Ricky Lundell is a martial artist and a martial arts coach. He is a 3rd degree Brazilian Jiu Jitsu black belt under Pedro Sauer. Credited with being one of the youngest North American to receive the rank of black belt in Brazilian Jiu-Jitsu at age 19, Ricky has competed successfully at various international grappling competitions, and has also made a career in coaching. His adeptness at grappling has earned him the nickname 'The Grappling Chimera'.

==College==

Ricky started college at Utah Valley University when he was 15 years old and graduated with a science degree at 18. He was recruited by Cody and Cael Sanderson as a college senior to wrestle for Iowa State University at the age of 20. He is the first NCAA Division I wrestler to ever be recruited having only jiu-jitsu/submission grappling experience and no folkstyle match experience. Despite the NCAA's refusal to give Ricky any eligibility to start for the team at Iowa State University, Ricky lettered in wrestling and went on to win the USA World Team Trials where he won the Most Outstanding Grappler award. He later won the FILA Grappling World Championship while competing for the Cyclones.

==Competition==

Ricky is a two-time Pancrase (Submission Wrestling) World Champion at 149 lbs and a one-time Absolute Pancrase World Champion. He was the lightest person to win the absolute division of Pancrase by over 20 lbs and submitted 265 lbs two-time FILA heavyweight division silver medalist Brandon Ruiz.

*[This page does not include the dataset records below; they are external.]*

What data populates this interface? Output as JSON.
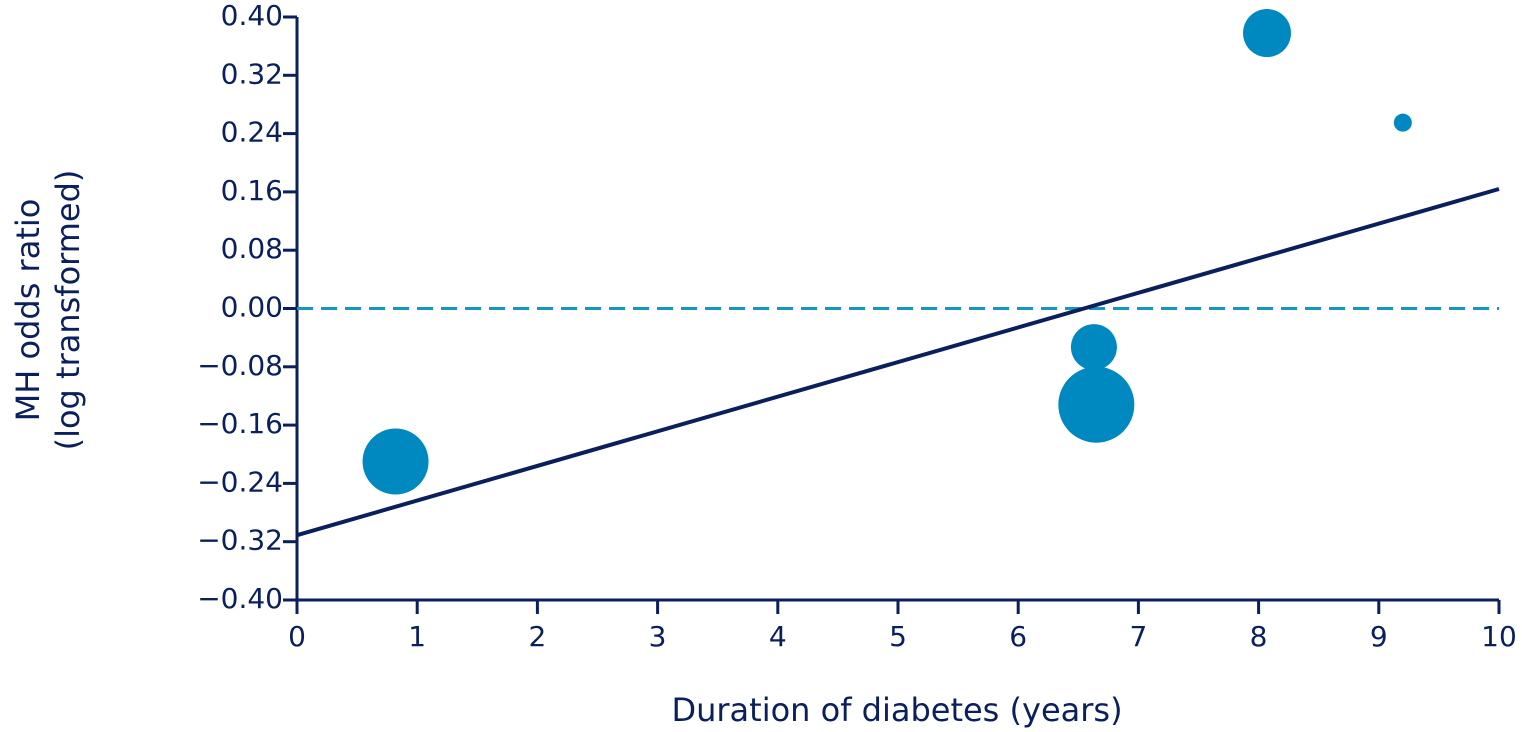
{
  "chart_data": {
    "type": "scatter",
    "xlabel": "Duration of diabetes (years)",
    "ylabel": [
      "MH odds ratio",
      "(log transformed)"
    ],
    "x": [
      0.82,
      6.63,
      6.65,
      8.07,
      9.2
    ],
    "values": [
      -0.21,
      -0.053,
      -0.132,
      0.378,
      0.255
    ],
    "sizes": [
      33,
      23,
      38,
      24,
      9
    ],
    "color": "#0088c0",
    "trend_line": {
      "x": [
        0,
        10
      ],
      "values": [
        -0.311,
        0.164
      ],
      "color": "#0a1f5c"
    },
    "reference_line": {
      "value": 0,
      "color": "#1a95c2",
      "style": "dashed"
    },
    "xlim": [
      0,
      10
    ],
    "xticks": [
      0,
      1,
      2,
      3,
      4,
      5,
      6,
      7,
      8,
      9,
      10
    ],
    "ylim": [
      -0.4,
      0.4
    ],
    "yticks": [
      {
        "value": -0.4,
        "label": "−0.40"
      },
      {
        "value": -0.32,
        "label": "−0.32"
      },
      {
        "value": -0.24,
        "label": "−0.24"
      },
      {
        "value": -0.16,
        "label": "−0.16"
      },
      {
        "value": -0.08,
        "label": "−0.08"
      },
      {
        "value": 0,
        "label": "0.00"
      },
      {
        "value": 0.08,
        "label": "0.08"
      },
      {
        "value": 0.16,
        "label": "0.16"
      },
      {
        "value": 0.24,
        "label": "0.24"
      },
      {
        "value": 0.32,
        "label": "0.32"
      },
      {
        "value": 0.4,
        "label": "0.40"
      }
    ],
    "grid": false
  }
}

He represented the USA for Grappling twice and is a two-time FILA World Championship in Submission Grappling. Ricky holds notable wins over several world champions including Nicolas Renier, Tom Lecuyer, Brandon Ruiz, Alberto Crane and Jeff Glover, both in no-gi submission grappling tournaments. He also defeated John Kavanagh by way of footlock in the finals of the 2007 FILA world championships.

==Coaching==

Lundell is a strategy coach and head trainer for MMA at the University of Grappling in Lindon, Utah, a position he has held since 2008. He is the coach of current UFC fighters Jon Jones, Travis Browne, Frank Mir and former fighters Dan Hardy, Miesha Tate, and Carlos Condit.